1- Yoksulluk nafakası
2- Tedbir nafakası
3- İştirak nafakası
Hakim tarafından boşanma veya ayrılık davası açılır açılmaz uygulanan Türk Medeni Kanununun 169.maddesi gereği Tedbir nafakası uygulanır. Hâkimler bu kanun ile, dava devam ederken eşlerin ortak edinilmiş mallarının yönetiminden. barınma ve geçimine ve ortak çocuklarının korunma ve bakımına kadar geçici önlemlerin alınmasını kapsar. Bu kanunun en önemli özelliği eş ve çocuklar için maddi tedbir anlamına gelmesidir.
İştirak, Yoksulluk, Tedbir Nafakası Aralarındaki Farklar Neler?

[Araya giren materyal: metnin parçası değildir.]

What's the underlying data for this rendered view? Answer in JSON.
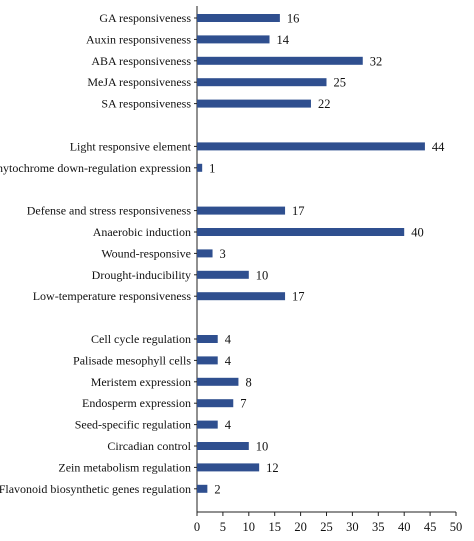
{
  "chart_data": {
    "type": "bar",
    "orientation": "horizontal",
    "title": "",
    "xlabel": "",
    "ylabel": "",
    "xlim": [
      0,
      50
    ],
    "xticks": [
      0,
      5,
      10,
      15,
      20,
      25,
      30,
      35,
      40,
      45,
      50
    ],
    "grid": false,
    "legend": "none",
    "bar_color": "#2f4f8f",
    "groups": [
      {
        "categories": [
          "GA responsiveness",
          "Auxin responsiveness",
          "ABA responsiveness",
          "MeJA responsiveness",
          "SA responsiveness"
        ],
        "values": [
          16,
          14,
          32,
          25,
          22
        ]
      },
      {
        "categories": [
          "Light responsive element",
          "Phytochrome down-regulation expression"
        ],
        "values": [
          44,
          1
        ]
      },
      {
        "categories": [
          "Defense and stress responsiveness",
          "Anaerobic induction",
          "Wound-responsive",
          "Drought-inducibility",
          "Low-temperature responsiveness"
        ],
        "values": [
          17,
          40,
          3,
          10,
          17
        ]
      },
      {
        "categories": [
          "Cell cycle regulation",
          "Palisade mesophyll cells",
          "Meristem expression",
          "Endosperm expression",
          "Seed-specific regulation",
          "Circadian control",
          "Zein metabolism regulation",
          "Flavonoid biosynthetic genes regulation"
        ],
        "values": [
          4,
          4,
          8,
          7,
          4,
          10,
          12,
          2
        ]
      }
    ]
  }
}
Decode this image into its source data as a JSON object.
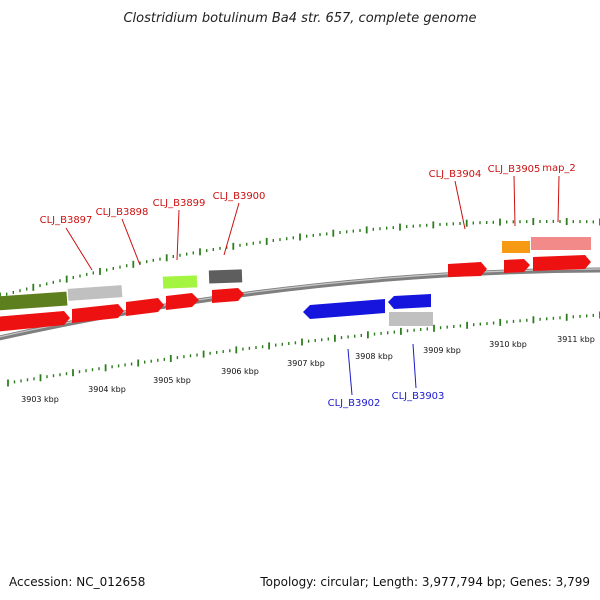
{
  "title": "Clostridium botulinum Ba4 str. 657, complete genome",
  "footer": {
    "accession": "Accession: NC_012658",
    "summary": "Topology: circular; Length: 3,977,794 bp; Genes: 3,799"
  },
  "colors": {
    "backbone": "#7f7f7f",
    "tick": "#2e7d1e",
    "forward_gene": "#ee1111",
    "reverse_gene": "#1515dd",
    "upper_label": "#cc1111",
    "lower_label": "#1a1acc"
  },
  "kbp_labels": [
    "3903 kbp",
    "3904 kbp",
    "3905 kbp",
    "3906 kbp",
    "3907 kbp",
    "3908 kbp",
    "3909 kbp",
    "3910 kbp",
    "3911 kbp"
  ],
  "gene_labels_top": [
    "CLJ_B3897",
    "CLJ_B3898",
    "CLJ_B3899",
    "CLJ_B3900",
    "CLJ_B3904",
    "CLJ_B3905",
    "map_2"
  ],
  "gene_labels_bottom": [
    "CLJ_B3902",
    "CLJ_B3903"
  ]
}
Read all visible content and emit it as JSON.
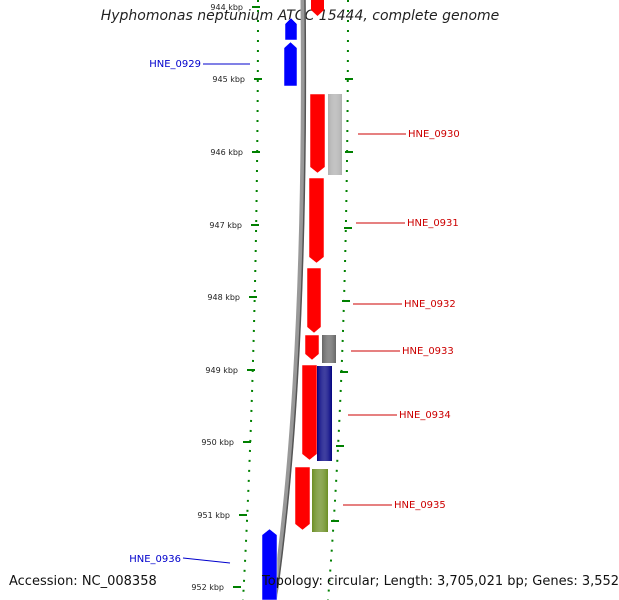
{
  "title": "Hyphomonas neptunium ATCC 15444, complete genome",
  "footer": {
    "accession": "Accession: NC_008358",
    "summary": "Topology: circular; Length: 3,705,021 bp; Genes: 3,552"
  },
  "scale": {
    "unit": "kbp",
    "ticks": [
      "944 kbp",
      "945 kbp",
      "946 kbp",
      "947 kbp",
      "948 kbp",
      "949 kbp",
      "950 kbp",
      "951 kbp",
      "952 kbp"
    ]
  },
  "genes": [
    {
      "name": "HNE_0929",
      "strand": "-",
      "color": "#0000ff",
      "labeled": true
    },
    {
      "name": "HNE_0930",
      "strand": "+",
      "color": "#ff0000",
      "labeled": true
    },
    {
      "name": "HNE_0931",
      "strand": "+",
      "color": "#ff0000",
      "labeled": true
    },
    {
      "name": "HNE_0932",
      "strand": "+",
      "color": "#ff0000",
      "labeled": true
    },
    {
      "name": "HNE_0933",
      "strand": "+",
      "color": "#ff0000",
      "labeled": true
    },
    {
      "name": "HNE_0934",
      "strand": "+",
      "color": "#ff0000",
      "labeled": true
    },
    {
      "name": "HNE_0935",
      "strand": "+",
      "color": "#ff0000",
      "labeled": true
    },
    {
      "name": "HNE_0936",
      "strand": "-",
      "color": "#0000ff",
      "labeled": true
    }
  ],
  "features": [
    {
      "gene": "HNE_0930",
      "color": "#b0b0b0"
    },
    {
      "gene": "HNE_0933",
      "color": "#666666"
    },
    {
      "gene": "HNE_0934",
      "color": "#000080"
    },
    {
      "gene": "HNE_0935",
      "color": "#6b8e23"
    }
  ],
  "colors": {
    "minus_strand": "#0000ff",
    "plus_strand": "#ff0000",
    "minus_label": "#0000cc",
    "plus_label": "#cc0000",
    "tick": "#008000"
  }
}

Yoksulluk nafakası, boşanma ile birlikte yoksulluğa düşecek olan eşin alacağı destektir. . İştirak nafakası ise ortak çocukların velayeti kimde ise ona diğer tarafın ödemesi öngörülen desteğe denir. Ortak çocuk veya çocukların tüm ihtiyaçlarını kapsar. Bu ihtiyaçlar da eşin mali gücü oranında belirlenir. Boşanma dosyasında yer alan her iki tarafın mali durumları hakim tarafından incelenir. Ve iştirak nafakası buna göre belirlenir. Nafaka miktarı tarafların istekleri doğrultusunda değil hakimin takdiri ile önem kazanır.

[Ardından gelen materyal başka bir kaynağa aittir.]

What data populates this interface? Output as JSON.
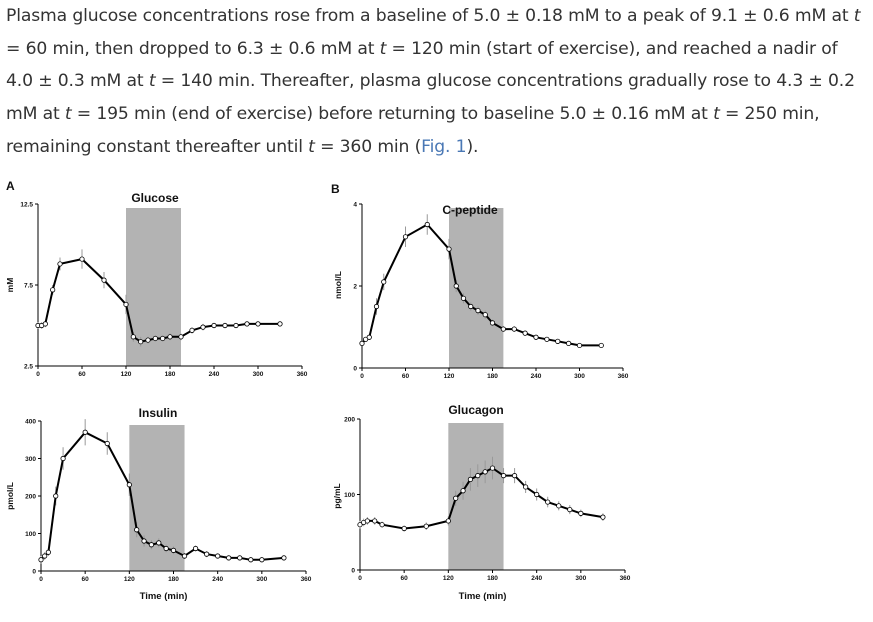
{
  "paragraph": {
    "s1": "Plasma glucose concentrations rose from a baseline of 5.0 ± 0.18 mM to a peak of 9.1 ± 0.6 mM at ",
    "t1": "t",
    "s2": " = 60 min, then dropped to 6.3 ± 0.6 mM at ",
    "t2": "t",
    "s3": " = 120 min (start of exercise), and reached a nadir of 4.0 ± 0.3 mM at ",
    "t3": "t",
    "s4": " = 140 min. Thereafter, plasma glucose concentrations gradually rose to 4.3 ± 0.2 mM at ",
    "t4": "t",
    "s5": " = 195 min (end of exercise) before returning to baseline 5.0 ± 0.16 mM at ",
    "t5": "t",
    "s6": " = 250 min, remaining constant thereafter until ",
    "t6": "t",
    "s7": " = 360 min (",
    "link": "Fig. 1",
    "s8": ")."
  },
  "figure": {
    "panel_labels": [
      "A",
      "B"
    ],
    "xlabel": "Time (min)",
    "line_color": "#000000",
    "shade_color": "#b3b3b3"
  },
  "chart_data": [
    {
      "type": "line",
      "title": "Glucose",
      "ylabel": "mM",
      "xlabel": "",
      "xlim": [
        0,
        360
      ],
      "ylim": [
        2.5,
        12.5
      ],
      "xticks": [
        "0",
        "60",
        "120",
        "180",
        "240",
        "300",
        "360"
      ],
      "yticks": [
        "2.5",
        "7.5",
        "12.5"
      ],
      "shaded_region": [
        120,
        195
      ],
      "x": [
        0,
        5,
        10,
        20,
        30,
        60,
        90,
        120,
        130,
        140,
        150,
        160,
        170,
        180,
        195,
        210,
        225,
        240,
        255,
        270,
        285,
        300,
        330
      ],
      "y": [
        5.0,
        5.0,
        5.1,
        7.2,
        8.8,
        9.1,
        7.8,
        6.3,
        4.3,
        4.0,
        4.1,
        4.2,
        4.2,
        4.3,
        4.3,
        4.7,
        4.9,
        5.0,
        5.0,
        5.0,
        5.1,
        5.1,
        5.1
      ],
      "err": [
        0.2,
        0.2,
        0.2,
        0.3,
        0.4,
        0.6,
        0.5,
        0.6,
        0.3,
        0.3,
        0.2,
        0.2,
        0.2,
        0.2,
        0.2,
        0.2,
        0.2,
        0.16,
        0.16,
        0.15,
        0.15,
        0.15,
        0.15
      ]
    },
    {
      "type": "line",
      "title": "C-peptide",
      "ylabel": "nmol/L",
      "xlabel": "",
      "xlim": [
        0,
        360
      ],
      "ylim": [
        0,
        4
      ],
      "xticks": [
        "0",
        "60",
        "120",
        "180",
        "240",
        "300",
        "360"
      ],
      "yticks": [
        "0",
        "2",
        "4"
      ],
      "shaded_region": [
        120,
        195
      ],
      "x": [
        0,
        5,
        10,
        20,
        30,
        60,
        90,
        120,
        130,
        140,
        150,
        160,
        170,
        180,
        195,
        210,
        225,
        240,
        255,
        270,
        285,
        300,
        330
      ],
      "y": [
        0.6,
        0.7,
        0.75,
        1.5,
        2.1,
        3.2,
        3.5,
        2.9,
        2.0,
        1.7,
        1.5,
        1.4,
        1.3,
        1.1,
        0.95,
        0.95,
        0.85,
        0.75,
        0.7,
        0.65,
        0.6,
        0.55,
        0.55
      ],
      "err": [
        0.05,
        0.05,
        0.05,
        0.2,
        0.2,
        0.25,
        0.25,
        0.25,
        0.15,
        0.12,
        0.1,
        0.1,
        0.1,
        0.08,
        0.07,
        0.07,
        0.05,
        0.05,
        0.05,
        0.04,
        0.04,
        0.04,
        0.04
      ]
    },
    {
      "type": "line",
      "title": "Insulin",
      "ylabel": "pmol/L",
      "xlabel": "Time (min)",
      "xlim": [
        0,
        360
      ],
      "ylim": [
        0,
        400
      ],
      "xticks": [
        "0",
        "60",
        "120",
        "180",
        "240",
        "300",
        "360"
      ],
      "yticks": [
        "0",
        "100",
        "200",
        "300",
        "400"
      ],
      "shaded_region": [
        120,
        195
      ],
      "x": [
        0,
        5,
        10,
        20,
        30,
        60,
        90,
        120,
        130,
        140,
        150,
        160,
        170,
        180,
        195,
        210,
        225,
        240,
        255,
        270,
        285,
        300,
        330
      ],
      "y": [
        30,
        40,
        50,
        200,
        300,
        370,
        340,
        230,
        110,
        80,
        70,
        75,
        60,
        55,
        40,
        60,
        45,
        40,
        35,
        35,
        30,
        30,
        35
      ],
      "err": [
        10,
        10,
        10,
        25,
        30,
        35,
        30,
        30,
        20,
        15,
        12,
        12,
        10,
        10,
        8,
        8,
        8,
        6,
        6,
        6,
        5,
        5,
        6
      ]
    },
    {
      "type": "line",
      "title": "Glucagon",
      "ylabel": "pg/mL",
      "xlabel": "Time (min)",
      "xlim": [
        0,
        360
      ],
      "ylim": [
        0,
        200
      ],
      "xticks": [
        "0",
        "60",
        "120",
        "180",
        "240",
        "300",
        "360"
      ],
      "yticks": [
        "0",
        "100",
        "200"
      ],
      "shaded_region": [
        120,
        195
      ],
      "x": [
        0,
        5,
        10,
        20,
        30,
        60,
        90,
        120,
        130,
        140,
        150,
        160,
        170,
        180,
        195,
        210,
        225,
        240,
        255,
        270,
        285,
        300,
        330
      ],
      "y": [
        60,
        63,
        65,
        65,
        60,
        55,
        58,
        65,
        95,
        105,
        120,
        125,
        130,
        135,
        125,
        125,
        110,
        100,
        90,
        85,
        80,
        75,
        70
      ],
      "err": [
        5,
        5,
        5,
        5,
        4,
        4,
        5,
        6,
        10,
        12,
        15,
        15,
        15,
        15,
        10,
        10,
        8,
        8,
        7,
        6,
        6,
        5,
        5
      ]
    }
  ]
}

Ekonomik Krizler Nafakayı Etkiler Mi?
Nafaka ile ilgili tarafların malî durumlarının değişmesi Medeni Kanunun 176.maddesinde belirtilmiştir. Bu kanun ıle hakkaniyetin gerektirdiği durumlarda nafakanın artırılması ya da azaltılmasına karar verebilmektedir. Hakim, tarafların isteği doğrultusunda, maddî tazminat veya nafakanın gelecek yıllarda tarafların ekonomik ve sosyal durumlarına göre ne miktarda ödeneceğini de kararlaştırabilir. Özellikle ortak çocuk veya çocukların masrafları için ödenen iştirak nafakasının belirlenmesinde , adalet ilkesiyle her iki taraf da korumaktadır. Bu kararlar alınırken çocuğun veya çocukların yaşları önemli bir ayrıntıdır. Başta ihtiyaçları olmaküzere sağlık, bakım, eğitim gibi zorunluluklar göz önünde bulundurarak nafaka belirlenir.
Nafaka Ödenmezse Ne Yapılabilir?
Nafaka karara bağlandıktan sonra ödenmemesi bir suçtur. Bu suç işlendiğinde devreye icra iflas kanunları girmektedir. Nafakanın ödenmemesi durumunda alacaklı, icra ceza mahkemesi ile ödenmesini talep edebilir. Nafaka ödemekle yükümlü olan eski eş ödememekte ısrar etmesi durumunda 3 aylık hapis cezası verilir. Bu ceza ancak nafaka borcunu tamamı ödendikten sonra eğer eski eş hapisteyse tahliyesi sağlanır. Bu süreçte ödenmeyen nafaka borcu kapanmaz ve silinmez. Hapis yatılsa da borç ödemesi faizle birlikte tahsil edilir.